Art. 14 Requisitos e obrigações do bolsista de mestrado:
I - ser graduado em curso de nível superior;
II - estar regularmente matriculado em curso de pós-graduação de uma das
UTC da CNEN;
III - se estrangeiro, estar em situação regular no País;
IV - dedicar-se integralmente às atividades acadêmicas e de pesquisa;
V - atender ao regimento do programa de pós-graduação ao qual está
vinculado;
VI - apresentar
relatório anual de suas atividades
acadêmicas e do
andamento do projeto ao programa de pós-graduação ao qual está vinculado;
VII - não ter sido beneficiado com bolsa da mesma modalidade,
independente do órgão que fomentou, por um período igual ou superior ao
estabelecido no Art. 55 desta Instrução Normativa. Caso o bolsista tenha sido
beneficiado com bolsa da mesma modalidade por período inferior ao estabelecido nesta
Instrução Normativa, a bolsa concedida pela CNEN apenas completará o período
máximo previsto nesta Instrução Normativa;
VIII - não ser aposentado;
IX - ter currículo atualizado na plataforma Lattes do CNPq;
X - apresentar toda a documentação que lhe for solicitada;
XI - conhecer e cumprir esta Instrução Normativa, bem como honrar os
compromissos assumidos em decorrência da mesma;
XII - citar o suporte concedido pela CNEN, sempre que houver resultado
técnico ou científico sujeito a qualquer tipo de divulgação ou publicação;
XIII - ressarcir à CNEN os recursos pagos em seu proveito no caso da não
conclusão do curso, salvo por motivo de força maior, devidamente comprovado e
deferido pela CPPG. O eventual ressarcimento deverá ser feito no prazo de 30 (trinta)

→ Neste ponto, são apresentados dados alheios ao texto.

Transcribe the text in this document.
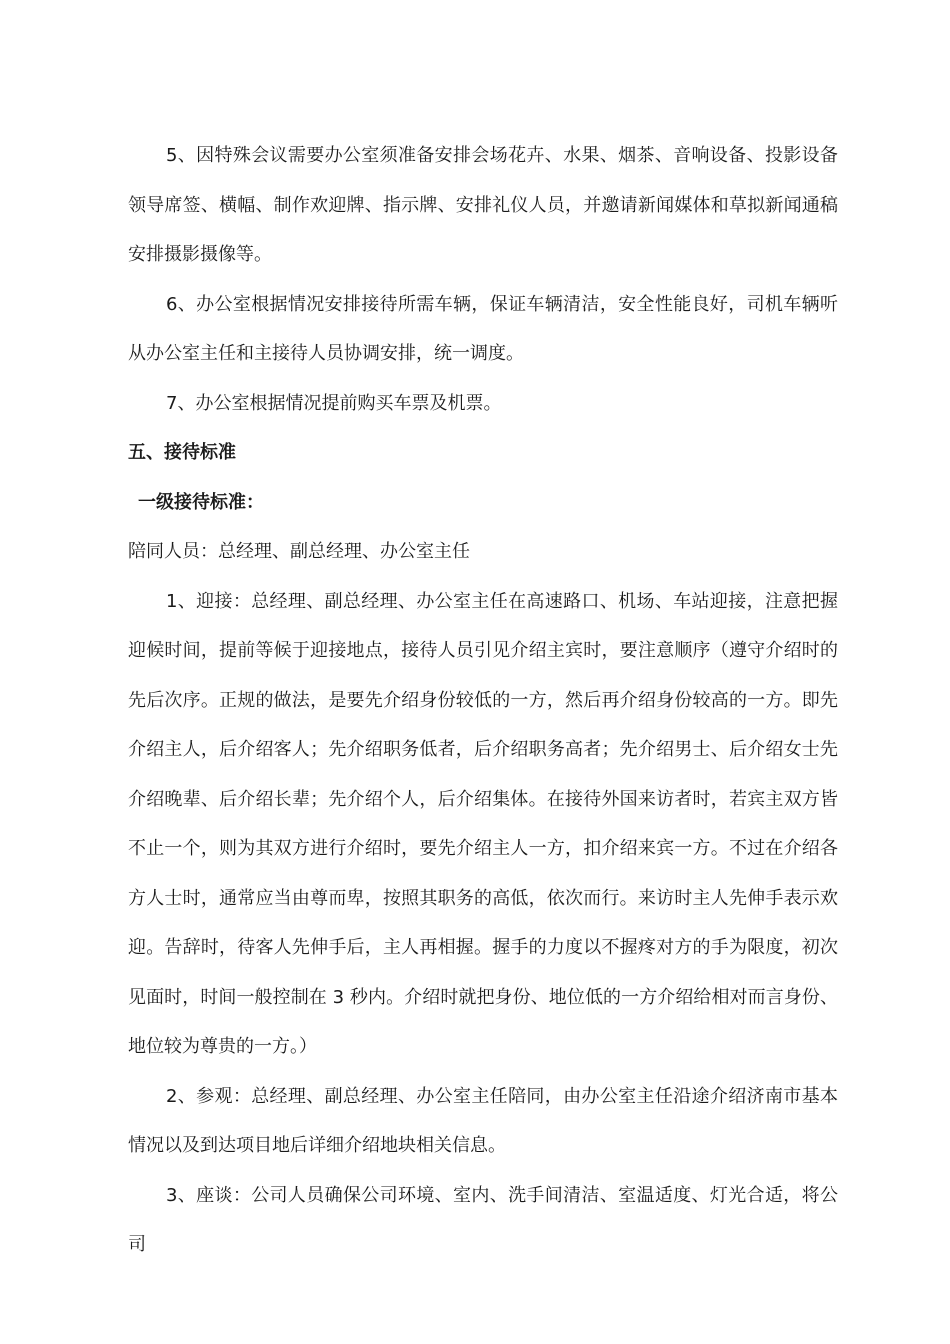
5、因特殊会议需要办公室须准备安排会场花卉、水果、烟茶、音响设备、投影设备领导席签、横幅、制作欢迎牌、指示牌、安排礼仪人员，并邀请新闻媒体和草拟新闻通稿安排摄影摄像等。

6、办公室根据情况安排接待所需车辆，保证车辆清洁，安全性能良好，司机车辆听从办公室主任和主接待人员协调安排，统一调度。

7、办公室根据情况提前购买车票及机票。

五、接待标准

一级接待标准：

陪同人员：总经理、副总经理、办公室主任

1、迎接：总经理、副总经理、办公室主任在高速路口、机场、车站迎接，注意把握迎候时间，提前等候于迎接地点，接待人员引见介绍主宾时，要注意顺序（遵守介绍时的先后次序。正规的做法，是要先介绍身份较低的一方，然后再介绍身份较高的一方。即先介绍主人，后介绍客人；先介绍职务低者，后介绍职务高者；先介绍男士、后介绍女士先介绍晚辈、后介绍长辈；先介绍个人，后介绍集体。在接待外国来访者时，若宾主双方皆不止一个，则为其双方进行介绍时，要先介绍主人一方，扣介绍来宾一方。不过在介绍各方人士时，通常应当由尊而卑，按照其职务的高低，依次而行。来访时主人先伸手表示欢迎。告辞时，待客人先伸手后，主人再相握。握手的力度以不握疼对方的手为限度，初次见面时，时间一般控制在 3 秒内。介绍时就把身份、地位低的一方介绍给相对而言身份、地位较为尊贵的一方。）

2、参观：总经理、副总经理、办公室主任陪同，由办公室主任沿途介绍济南市基本情况以及到达项目地后详细介绍地块相关信息。

3、座谈：公司人员确保公司环境、室内、洗手间清洁、室温适度、灯光合适，将公司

dias contados da notificação pela CPPG. Não cumprido o prazo citado, os valores a
serem ressarcidos serão atualizados pelo valor da mensalidade vigente no mês da
devolução, corrigidos por juros e mora, de acordo com o índice de referência que
estiver em vigor, e
XIV - atestar oficialmente a não existência de vínculo empregatício ou
funcional concomitante com a bolsa CNEN, ou caso possua qualquer vínculo, atestar o
afastamento integral e sem vencimentos de suas atividades profissionais para dedicação
integral à atividade proposta.
§1º Será permitido ao bolsista
de mestrado receber remuneração
proveniente de vínculo empregatício ou funcional concomitante com a bolsa da CNEN
somente nos seguintes casos:
a) docentes e pesquisadores de instituições públicas de ensino ou de
pesquisa matriculados em cursos de pós-graduação distantes no mínimo 250 km
(duzentos e cinquenta quilômetros) da instituição de origem, excetuando os
pesquisadores, tecnologistas e analistas de C&T das UTC da CNEN. Nestes casos, o
bolsista deve comprovar junto à CNEN o afastamento autorizado pela instituição de
origem. Essa documentação deverá fazer parte do dossiê do bolsista junto à CPPG.
b) quando desenvolver atividades didáticas em instituições de ensino médio
ou superior, que contribuam para sua formação acadêmica e profissional, desde que
sejam
compatíveis
com
o
seu
projeto de
pesquisa.
Essa
condição
deverá
ser
previamente autorizada pela CPPG com a anuência formal do orientador. A carga
horária máxima dessas atividades fica limitada a 8 (oito) horas semanais.
§2º A permissão objeto do Art. 14, inciso XIV § 1º, letra b, poderá ser
revogada a qualquer momento, quando houver prejuízo à execução do projeto de
pesquisa, por solicitação justificada do orientador com a concordância da Coordenação
do respectivo Programa de Pós-graduação.
Art. 15 Requisitos e obrigações do orientador do bolsista de mestrado:
I - ser habilitado pelo programa de pós-graduação para orientar aluno de
mestrado;
II - ter o currículo atualizado na plataforma Lattes do CNPq;
III - atender ao regimento do programa de pós-graduação ao qual está
vinculado;
IV - acompanhar o desempenho do bolsista, comunicando à coordenação do
programa de pós-graduação qualquer situação em desacordo com esta Instrução
Normativa, no prazo máximo de 30 dias;
V - apresentar avaliação anual
de acompanhamento do bolsista à
coordenação do programa de pós-graduação, conforme formulário específico; e
VI - incluir o bolsista como coautor das publicações e nos trabalhos
apresentados em congressos, conferências, seminários, workshops, e equivalente, cujos
resultados tenham contado com a participação do bolsista.